Best practices for reusing data backup tapes

W. Curtis Preston answers common questions about reusing backup tapes in this Q&A.

Reusing data backup tapes is a part of most organizations' data backup and recovery strategy. However, it can be unclear when a tape should be retired from rotation. W. Curtis Preston, TechTarget executive editor and independent backup expert, answers common questions about reusing backup tapes in this Q&A. His answers are also available as an MP3 below.

FAQ: Reusing backup tapes

Table of contents:

>> What does "tape passes" really mean?
>> Is there a way to track backup tape passes?
>> How do you decide when a backup tape has reached its end-of-life?
>> What can users do to increase backup tape life?

Data backup tape life is typically defined in number of passes across the read/write head, and vendors advertise that their backup tapes can sustain 30,000 passes before they should be discarded. What does this really mean?

First off, let's talk about what it doesn't mean. It doesn't mean a single use of a backup tape -- that would be the obvious answer. But, the problem is it doesn't mean that because of practical use. What it means is each section of the tape passes over the read/write head. While you might think that those two things would be the same, but the problem is "shoeshining."

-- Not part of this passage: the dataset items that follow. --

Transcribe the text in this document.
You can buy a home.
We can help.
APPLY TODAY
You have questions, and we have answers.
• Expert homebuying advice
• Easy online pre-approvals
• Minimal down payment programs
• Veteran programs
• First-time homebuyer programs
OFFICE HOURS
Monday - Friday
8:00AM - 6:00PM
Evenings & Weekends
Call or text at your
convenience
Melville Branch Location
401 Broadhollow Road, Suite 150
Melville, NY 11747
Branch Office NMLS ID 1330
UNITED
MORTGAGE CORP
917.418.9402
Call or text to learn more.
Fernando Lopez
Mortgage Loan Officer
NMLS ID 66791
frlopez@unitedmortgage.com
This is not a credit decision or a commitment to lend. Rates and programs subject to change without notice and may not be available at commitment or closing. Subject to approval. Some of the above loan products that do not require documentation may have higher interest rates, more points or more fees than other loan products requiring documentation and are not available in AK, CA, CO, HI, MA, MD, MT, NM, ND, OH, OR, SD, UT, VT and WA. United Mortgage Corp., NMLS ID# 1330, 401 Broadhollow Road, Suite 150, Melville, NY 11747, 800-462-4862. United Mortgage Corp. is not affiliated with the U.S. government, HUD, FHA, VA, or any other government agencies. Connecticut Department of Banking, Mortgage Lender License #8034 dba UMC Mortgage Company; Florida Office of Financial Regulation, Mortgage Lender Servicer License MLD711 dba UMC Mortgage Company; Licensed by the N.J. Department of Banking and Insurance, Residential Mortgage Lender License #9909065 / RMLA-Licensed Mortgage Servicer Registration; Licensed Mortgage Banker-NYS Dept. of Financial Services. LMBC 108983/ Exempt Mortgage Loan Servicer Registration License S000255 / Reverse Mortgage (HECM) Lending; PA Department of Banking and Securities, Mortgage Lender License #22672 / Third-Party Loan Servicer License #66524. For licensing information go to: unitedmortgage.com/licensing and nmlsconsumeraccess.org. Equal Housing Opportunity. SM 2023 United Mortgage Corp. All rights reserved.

Shoeshining happens when data is sent from the backup application at a slower rate than the backup tape drive is optimized for. LTO-5, for example, has a rate of 160 MBps. Then, you factor in compression and you get something like 240 MBps, and you are supplying it with a couple MBps because you are doing an incremental backup. The drive can't write that slow. Tape drives have a minimum speed, so they write at that speed, then stop, rewind, then start again, stop, rewind, and so on. Each time that happens, you've got this section of tape that gets dragged across the read/write head.

In many environments, there is significant shoeshining. Tape passes across the head at 120 feet per second, so if you consider that, a given section of tape could pass across the head dozens of times in a single use.

Another thing to consider is that these ratings are essentially just really good scientific guesses -- especially age. How do they know that LTO-4 can last 30 years? They don't. They do their best to simulate aging, but the truth is that they don't really know.

Is there a way to track backup tape passes? If not, is there a way that you can estimate?

Not really. There's a facility in most backup packages to track tape uses, but there's no feedback facility from the tape drive to the backup software to tell it how many passes a given section of tape has actually had.

Can you offer some suggestions on how to decide when a backup tape has reached its end-of-life?

People have really strong opinions about this. A lot of people have some number, like "I only use a tape 100 times, then I throw it away." I've run into shops where they only use tapes once, which I think is a horrible idea. The first pass takes any leftover particulate material on the tape. So, the first pass is actually the worst; I don't know why anyone would think that was a good idea.

Even if you pick a number like 300, if you are doing typical backup and recovery workloads, you are never going to get to 300 uses on a given tape. Most people write to a given tape and then that tape gets expired and reused in say 30 days or 90 days. So if you take 90 days and multiply that times 300 … that's four uses a year. So, something like 75 years before you get to 300 uses.

So, I don't have a hard-and-fast number. I typically tell people: Track errors. And if you have a backup tape that gives you a read or write error, throw it away. Or, determine it is always the same drive that is giving you write errors and replace the drive.

What can users do to increase backup tape life?

As crazy as it sounds, the first thing users need to do is read the tape drive manual and see what the manufacturer suggests for proper media handling. Also, track where you got the media. Sometimes you can come across a bad batch and if you track where the tapes came from you can proactively remove those tapes before running into problems.

The most important thing you can do, however, is to minimize shoeshining. And, in my opinion, it's impossible to design a backup system that goes directly to tape in any large environment. If you haven't already, investigate using disk to stage data before sending it to tape. The best thing you can do for your backup system is to match the speed of the tape to the speed of the pipe. This will minimize shoeshining, thereby minimizing the number of passes across the read/write head.